This question is related to a normal score transformation which is performed in the paper by RUAN, Quansong, et al. Local similarity analysis reveals unique associations among marine bacterioplankton species and environmental factors. Bioinformatics, 2006, 22.20: 2532-2538.
They claim that given a variable X with observations $x= (x_1,\ldots,x_n)$ that are not normally distributed, normal score transformation is performed by first creating a rank vector observations $x$, $R^x = (R_1^x,\ldots, R_n^x)$ and then using and then transforming to $x'=(x_1',\ldots,x_n)$, by $x_i\ = \phi_{-1} (\frac{R_i^x}{n+1} )$ where $\phi_{-1}$ is the inverse of cummulative normal distribution.

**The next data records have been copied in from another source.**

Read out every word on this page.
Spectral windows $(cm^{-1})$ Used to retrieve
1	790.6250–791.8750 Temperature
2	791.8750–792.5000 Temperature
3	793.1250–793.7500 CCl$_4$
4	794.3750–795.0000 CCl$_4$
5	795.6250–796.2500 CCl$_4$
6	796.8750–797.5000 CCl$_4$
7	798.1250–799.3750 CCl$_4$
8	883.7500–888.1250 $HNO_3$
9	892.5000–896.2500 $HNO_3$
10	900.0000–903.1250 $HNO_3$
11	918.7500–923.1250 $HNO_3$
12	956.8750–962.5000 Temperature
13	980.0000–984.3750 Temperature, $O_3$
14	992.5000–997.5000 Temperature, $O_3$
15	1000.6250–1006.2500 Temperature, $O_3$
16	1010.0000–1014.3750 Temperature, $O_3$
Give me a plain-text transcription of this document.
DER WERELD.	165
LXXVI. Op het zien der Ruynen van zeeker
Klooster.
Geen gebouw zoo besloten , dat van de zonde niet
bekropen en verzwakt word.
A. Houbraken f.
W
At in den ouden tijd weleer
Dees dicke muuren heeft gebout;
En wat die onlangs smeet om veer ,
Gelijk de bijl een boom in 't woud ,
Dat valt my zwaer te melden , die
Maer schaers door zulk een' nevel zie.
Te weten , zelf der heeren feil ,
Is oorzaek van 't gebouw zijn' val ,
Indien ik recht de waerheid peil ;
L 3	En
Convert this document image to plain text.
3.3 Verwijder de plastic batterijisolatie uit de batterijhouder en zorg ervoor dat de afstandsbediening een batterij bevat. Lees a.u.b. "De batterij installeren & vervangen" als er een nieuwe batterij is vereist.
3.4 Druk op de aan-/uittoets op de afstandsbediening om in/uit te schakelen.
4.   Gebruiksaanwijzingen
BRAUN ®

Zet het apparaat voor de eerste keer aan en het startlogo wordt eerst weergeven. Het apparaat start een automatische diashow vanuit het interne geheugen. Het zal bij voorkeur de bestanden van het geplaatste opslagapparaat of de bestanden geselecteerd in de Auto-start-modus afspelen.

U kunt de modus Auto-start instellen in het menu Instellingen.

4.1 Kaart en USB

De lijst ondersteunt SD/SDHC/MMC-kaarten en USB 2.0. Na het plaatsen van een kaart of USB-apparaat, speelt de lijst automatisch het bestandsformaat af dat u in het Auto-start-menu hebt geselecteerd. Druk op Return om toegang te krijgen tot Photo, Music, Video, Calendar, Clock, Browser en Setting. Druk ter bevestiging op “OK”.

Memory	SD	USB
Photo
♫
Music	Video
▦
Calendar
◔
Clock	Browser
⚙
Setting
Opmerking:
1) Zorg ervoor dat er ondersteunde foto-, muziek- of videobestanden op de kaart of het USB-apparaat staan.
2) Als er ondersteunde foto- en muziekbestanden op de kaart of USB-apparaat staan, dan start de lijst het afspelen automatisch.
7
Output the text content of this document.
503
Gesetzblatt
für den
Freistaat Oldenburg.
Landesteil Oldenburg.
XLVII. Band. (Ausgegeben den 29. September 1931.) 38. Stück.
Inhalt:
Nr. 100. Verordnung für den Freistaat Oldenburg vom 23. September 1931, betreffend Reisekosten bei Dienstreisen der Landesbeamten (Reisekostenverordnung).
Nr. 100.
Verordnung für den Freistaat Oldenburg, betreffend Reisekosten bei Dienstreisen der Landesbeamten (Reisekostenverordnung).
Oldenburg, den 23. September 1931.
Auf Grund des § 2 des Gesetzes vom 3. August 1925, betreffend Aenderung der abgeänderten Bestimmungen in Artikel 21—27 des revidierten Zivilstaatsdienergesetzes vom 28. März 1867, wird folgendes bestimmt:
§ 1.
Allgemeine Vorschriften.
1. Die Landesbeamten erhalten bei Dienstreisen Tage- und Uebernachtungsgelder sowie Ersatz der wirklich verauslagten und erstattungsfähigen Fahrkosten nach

It's intuitively clear (but maybe a bit harder to prove?) that resulting variable $X'$ has observations normally distributed, but I have a question about time series dependence. If we had that observations $x$ were correlated, say, over 4 adjacent observations, , i.e. $x_{n+1} = f(x_{n},x_{n-1},x_{n-2})$, how does this change after the normal transformation? Can we still find a function g, so that $x'_{n+1} = g(x'_{n},x'_{n-1},x'_{n-2})$ would hold? Since we're transforming based on the rank of data, I expect this to be not possible?